From A Dictionary of Irish Artists 1913

Was born in Dublin about 1730. He received his art education in London, and practised there as a portrait painter, exhibiting at the Society of Artists from 1760 to 1777, and at the Free Society in 1782. In the catalogues his name generally appears as "Thomson." His art was feeble, though his portraits were esteemed as likenesses. On marrying a wife with a fortune he was glad to be able to relinquish his profession; a second wife, a widow who kept a boarding school at Brompton, where he had taught drawing, also had means; but nevertheless he got into debt and, about 1770, was incarcerated in the King's Bench Prison. Here he took the lead in an agitation against the legality of imprisonment for debt and attained some notoriety by his noisy protests. He painted the portrait of one of his fellow-prisoners, "James Stephen," author of "Considerations on Imprisonment for Debt," which was engraved in mezzotint by W. Dickinson, and published by Thomson in Warwick Court in 1771. Another portrait by him, that of "Miss Anna Swan," was engraved in mezzotint by J. Watson. Edwards, "Anecdotes of Painting," assigns to him the portrait of "Cadwallader Lord Blayney as Grand Master of the Free Masons," which was engraved, anonymously, in mezzotint.

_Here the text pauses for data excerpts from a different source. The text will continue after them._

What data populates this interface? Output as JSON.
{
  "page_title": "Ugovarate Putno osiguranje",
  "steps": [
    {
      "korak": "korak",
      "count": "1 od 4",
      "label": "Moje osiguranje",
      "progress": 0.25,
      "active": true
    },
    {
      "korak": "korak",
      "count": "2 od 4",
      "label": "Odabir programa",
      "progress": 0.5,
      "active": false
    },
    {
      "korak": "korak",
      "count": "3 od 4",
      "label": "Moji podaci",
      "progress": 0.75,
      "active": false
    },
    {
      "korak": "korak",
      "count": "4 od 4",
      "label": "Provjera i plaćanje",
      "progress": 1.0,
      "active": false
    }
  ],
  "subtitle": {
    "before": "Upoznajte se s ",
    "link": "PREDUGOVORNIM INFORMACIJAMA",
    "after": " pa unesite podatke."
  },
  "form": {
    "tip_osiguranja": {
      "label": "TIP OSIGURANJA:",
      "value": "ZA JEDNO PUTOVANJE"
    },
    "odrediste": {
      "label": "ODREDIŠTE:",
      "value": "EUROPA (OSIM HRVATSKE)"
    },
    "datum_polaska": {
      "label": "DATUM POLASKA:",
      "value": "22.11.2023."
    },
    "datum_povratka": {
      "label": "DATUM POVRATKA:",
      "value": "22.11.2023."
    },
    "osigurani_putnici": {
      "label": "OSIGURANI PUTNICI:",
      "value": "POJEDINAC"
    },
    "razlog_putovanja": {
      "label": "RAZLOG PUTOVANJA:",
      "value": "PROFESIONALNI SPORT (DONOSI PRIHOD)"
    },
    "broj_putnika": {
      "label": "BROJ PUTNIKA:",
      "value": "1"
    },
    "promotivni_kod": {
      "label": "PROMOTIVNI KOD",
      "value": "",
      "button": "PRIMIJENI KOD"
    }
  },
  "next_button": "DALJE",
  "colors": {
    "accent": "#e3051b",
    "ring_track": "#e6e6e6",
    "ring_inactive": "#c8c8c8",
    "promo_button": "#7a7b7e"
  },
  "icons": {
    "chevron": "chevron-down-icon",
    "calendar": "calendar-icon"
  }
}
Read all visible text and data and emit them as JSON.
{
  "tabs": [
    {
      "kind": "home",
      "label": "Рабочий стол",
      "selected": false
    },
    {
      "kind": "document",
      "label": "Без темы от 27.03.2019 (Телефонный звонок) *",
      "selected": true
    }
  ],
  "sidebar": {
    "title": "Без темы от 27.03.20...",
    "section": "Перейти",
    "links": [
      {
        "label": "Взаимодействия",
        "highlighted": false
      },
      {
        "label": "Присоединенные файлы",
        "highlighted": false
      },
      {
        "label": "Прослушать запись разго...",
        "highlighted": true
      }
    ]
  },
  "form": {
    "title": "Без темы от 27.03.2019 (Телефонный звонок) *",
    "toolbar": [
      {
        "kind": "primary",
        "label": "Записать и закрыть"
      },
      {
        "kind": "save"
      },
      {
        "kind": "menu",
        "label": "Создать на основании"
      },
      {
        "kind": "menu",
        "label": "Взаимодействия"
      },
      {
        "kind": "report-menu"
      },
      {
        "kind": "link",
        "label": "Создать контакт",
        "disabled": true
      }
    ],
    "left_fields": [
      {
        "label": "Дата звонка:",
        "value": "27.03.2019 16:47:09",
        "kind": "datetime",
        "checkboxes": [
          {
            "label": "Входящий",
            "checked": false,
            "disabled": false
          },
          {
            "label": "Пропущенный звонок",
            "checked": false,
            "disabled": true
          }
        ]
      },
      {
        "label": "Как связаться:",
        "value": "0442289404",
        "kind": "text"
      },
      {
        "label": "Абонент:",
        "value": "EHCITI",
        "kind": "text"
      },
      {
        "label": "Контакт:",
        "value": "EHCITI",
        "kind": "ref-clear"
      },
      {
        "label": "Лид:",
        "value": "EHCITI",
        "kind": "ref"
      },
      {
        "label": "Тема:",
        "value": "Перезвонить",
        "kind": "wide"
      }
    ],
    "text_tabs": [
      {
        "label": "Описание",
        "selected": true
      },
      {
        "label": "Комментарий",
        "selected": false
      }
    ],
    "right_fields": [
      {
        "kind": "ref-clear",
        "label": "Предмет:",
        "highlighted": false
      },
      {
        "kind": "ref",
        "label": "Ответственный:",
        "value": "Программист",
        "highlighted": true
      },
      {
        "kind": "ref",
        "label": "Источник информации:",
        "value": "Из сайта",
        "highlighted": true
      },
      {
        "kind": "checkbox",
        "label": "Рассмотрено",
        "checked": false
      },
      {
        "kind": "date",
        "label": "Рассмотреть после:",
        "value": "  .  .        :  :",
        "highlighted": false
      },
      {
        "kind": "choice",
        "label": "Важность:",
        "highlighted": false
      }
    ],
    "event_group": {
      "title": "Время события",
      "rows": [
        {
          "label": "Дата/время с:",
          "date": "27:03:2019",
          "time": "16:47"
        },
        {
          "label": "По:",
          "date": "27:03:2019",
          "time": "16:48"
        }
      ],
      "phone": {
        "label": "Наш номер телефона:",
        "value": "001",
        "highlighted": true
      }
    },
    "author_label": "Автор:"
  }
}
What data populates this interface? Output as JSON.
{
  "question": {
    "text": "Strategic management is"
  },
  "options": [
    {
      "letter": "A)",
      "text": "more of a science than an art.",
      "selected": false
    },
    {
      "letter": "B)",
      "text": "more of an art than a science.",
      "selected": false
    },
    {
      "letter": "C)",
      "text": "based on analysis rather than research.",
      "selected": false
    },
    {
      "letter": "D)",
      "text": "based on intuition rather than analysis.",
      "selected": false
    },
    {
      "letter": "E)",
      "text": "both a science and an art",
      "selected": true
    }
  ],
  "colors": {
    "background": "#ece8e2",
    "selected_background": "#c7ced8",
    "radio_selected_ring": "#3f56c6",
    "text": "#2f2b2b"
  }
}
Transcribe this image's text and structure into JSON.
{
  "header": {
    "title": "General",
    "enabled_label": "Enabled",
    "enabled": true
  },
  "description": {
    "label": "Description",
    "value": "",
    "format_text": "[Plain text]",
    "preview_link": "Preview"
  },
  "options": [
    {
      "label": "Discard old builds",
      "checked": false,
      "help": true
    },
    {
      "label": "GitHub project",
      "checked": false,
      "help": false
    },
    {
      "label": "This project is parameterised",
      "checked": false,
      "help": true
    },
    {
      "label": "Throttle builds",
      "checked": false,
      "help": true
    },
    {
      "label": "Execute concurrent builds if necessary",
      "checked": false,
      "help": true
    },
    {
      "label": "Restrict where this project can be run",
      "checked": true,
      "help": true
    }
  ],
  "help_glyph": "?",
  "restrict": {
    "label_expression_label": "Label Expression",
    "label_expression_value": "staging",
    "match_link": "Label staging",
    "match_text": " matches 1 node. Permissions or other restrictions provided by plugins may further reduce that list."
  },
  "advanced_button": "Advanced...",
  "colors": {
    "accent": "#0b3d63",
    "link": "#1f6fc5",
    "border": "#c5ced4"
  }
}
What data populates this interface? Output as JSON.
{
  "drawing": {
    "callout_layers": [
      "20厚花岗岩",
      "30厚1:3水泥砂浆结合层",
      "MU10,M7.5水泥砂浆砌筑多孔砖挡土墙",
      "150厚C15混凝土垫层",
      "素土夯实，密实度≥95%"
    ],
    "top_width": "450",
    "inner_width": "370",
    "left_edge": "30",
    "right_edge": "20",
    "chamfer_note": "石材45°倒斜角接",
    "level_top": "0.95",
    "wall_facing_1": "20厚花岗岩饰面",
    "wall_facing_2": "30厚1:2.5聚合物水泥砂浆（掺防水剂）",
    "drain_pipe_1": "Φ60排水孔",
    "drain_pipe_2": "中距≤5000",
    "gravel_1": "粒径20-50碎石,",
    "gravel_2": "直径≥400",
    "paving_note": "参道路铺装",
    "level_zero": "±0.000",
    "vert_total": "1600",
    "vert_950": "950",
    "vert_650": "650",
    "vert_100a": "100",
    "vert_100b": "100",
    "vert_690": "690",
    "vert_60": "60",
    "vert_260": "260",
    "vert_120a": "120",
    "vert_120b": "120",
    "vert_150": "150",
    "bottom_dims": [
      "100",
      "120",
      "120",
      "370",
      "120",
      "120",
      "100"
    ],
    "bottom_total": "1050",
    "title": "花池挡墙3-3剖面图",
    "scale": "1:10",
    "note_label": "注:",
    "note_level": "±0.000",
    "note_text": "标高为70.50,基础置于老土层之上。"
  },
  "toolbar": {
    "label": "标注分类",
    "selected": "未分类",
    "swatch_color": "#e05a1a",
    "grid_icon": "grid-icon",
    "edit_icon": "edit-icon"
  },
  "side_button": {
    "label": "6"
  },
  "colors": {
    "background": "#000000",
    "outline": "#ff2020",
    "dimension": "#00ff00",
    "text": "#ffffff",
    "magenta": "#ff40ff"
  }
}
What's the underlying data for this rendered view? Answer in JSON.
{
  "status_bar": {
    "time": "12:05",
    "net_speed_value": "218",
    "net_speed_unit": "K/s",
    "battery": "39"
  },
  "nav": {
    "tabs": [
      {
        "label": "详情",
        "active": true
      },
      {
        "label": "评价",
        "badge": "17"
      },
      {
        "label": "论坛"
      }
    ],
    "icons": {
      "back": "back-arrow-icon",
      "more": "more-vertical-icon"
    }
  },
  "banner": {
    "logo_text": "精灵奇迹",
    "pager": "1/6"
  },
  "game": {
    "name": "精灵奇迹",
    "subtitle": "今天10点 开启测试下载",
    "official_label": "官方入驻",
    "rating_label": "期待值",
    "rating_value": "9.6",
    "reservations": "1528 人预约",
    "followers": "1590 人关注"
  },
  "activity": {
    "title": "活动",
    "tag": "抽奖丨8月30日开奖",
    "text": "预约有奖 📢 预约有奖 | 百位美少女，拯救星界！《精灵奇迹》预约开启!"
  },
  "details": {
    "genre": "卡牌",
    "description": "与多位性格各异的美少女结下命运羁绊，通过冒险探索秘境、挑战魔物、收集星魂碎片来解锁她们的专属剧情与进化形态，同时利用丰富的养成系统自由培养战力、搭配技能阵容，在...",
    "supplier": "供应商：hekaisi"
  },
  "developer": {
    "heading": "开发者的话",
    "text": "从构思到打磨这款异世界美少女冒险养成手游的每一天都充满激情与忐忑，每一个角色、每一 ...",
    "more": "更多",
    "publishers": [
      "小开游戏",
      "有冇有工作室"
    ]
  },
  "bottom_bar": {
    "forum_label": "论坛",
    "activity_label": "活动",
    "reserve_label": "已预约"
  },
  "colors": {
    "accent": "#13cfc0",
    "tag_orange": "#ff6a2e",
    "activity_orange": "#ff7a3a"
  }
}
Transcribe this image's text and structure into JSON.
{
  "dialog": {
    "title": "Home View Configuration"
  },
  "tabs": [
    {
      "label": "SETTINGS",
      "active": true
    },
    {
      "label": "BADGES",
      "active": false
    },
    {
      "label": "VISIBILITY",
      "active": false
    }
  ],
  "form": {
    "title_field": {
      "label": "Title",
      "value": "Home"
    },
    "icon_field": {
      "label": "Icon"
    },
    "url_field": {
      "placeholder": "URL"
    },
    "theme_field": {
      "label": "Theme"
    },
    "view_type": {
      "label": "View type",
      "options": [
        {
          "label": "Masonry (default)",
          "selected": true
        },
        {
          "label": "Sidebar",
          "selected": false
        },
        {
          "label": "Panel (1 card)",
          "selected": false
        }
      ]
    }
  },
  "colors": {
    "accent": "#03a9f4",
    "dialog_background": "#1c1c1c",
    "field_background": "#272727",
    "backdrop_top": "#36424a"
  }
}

Thomson became connected with the establishment of the notorious Mrs. Theresa Cornely in Soho Square, where he presided as chairman of a debating society, and also founded a school of oratory which he conducted with more success than reputation. He was author of "An Enquiry into the Elementary Principles of Beauty in the Works of Nature and Art," and also, anonymously, of "The Conduct of the Royal Academicians while members of the Society of Arts from 1760 to their Expulsion in 1769," published in 1771. From his specious address and love of talking he received the nickname of "Blarney" Thomson. He died suddenly in London in 1800.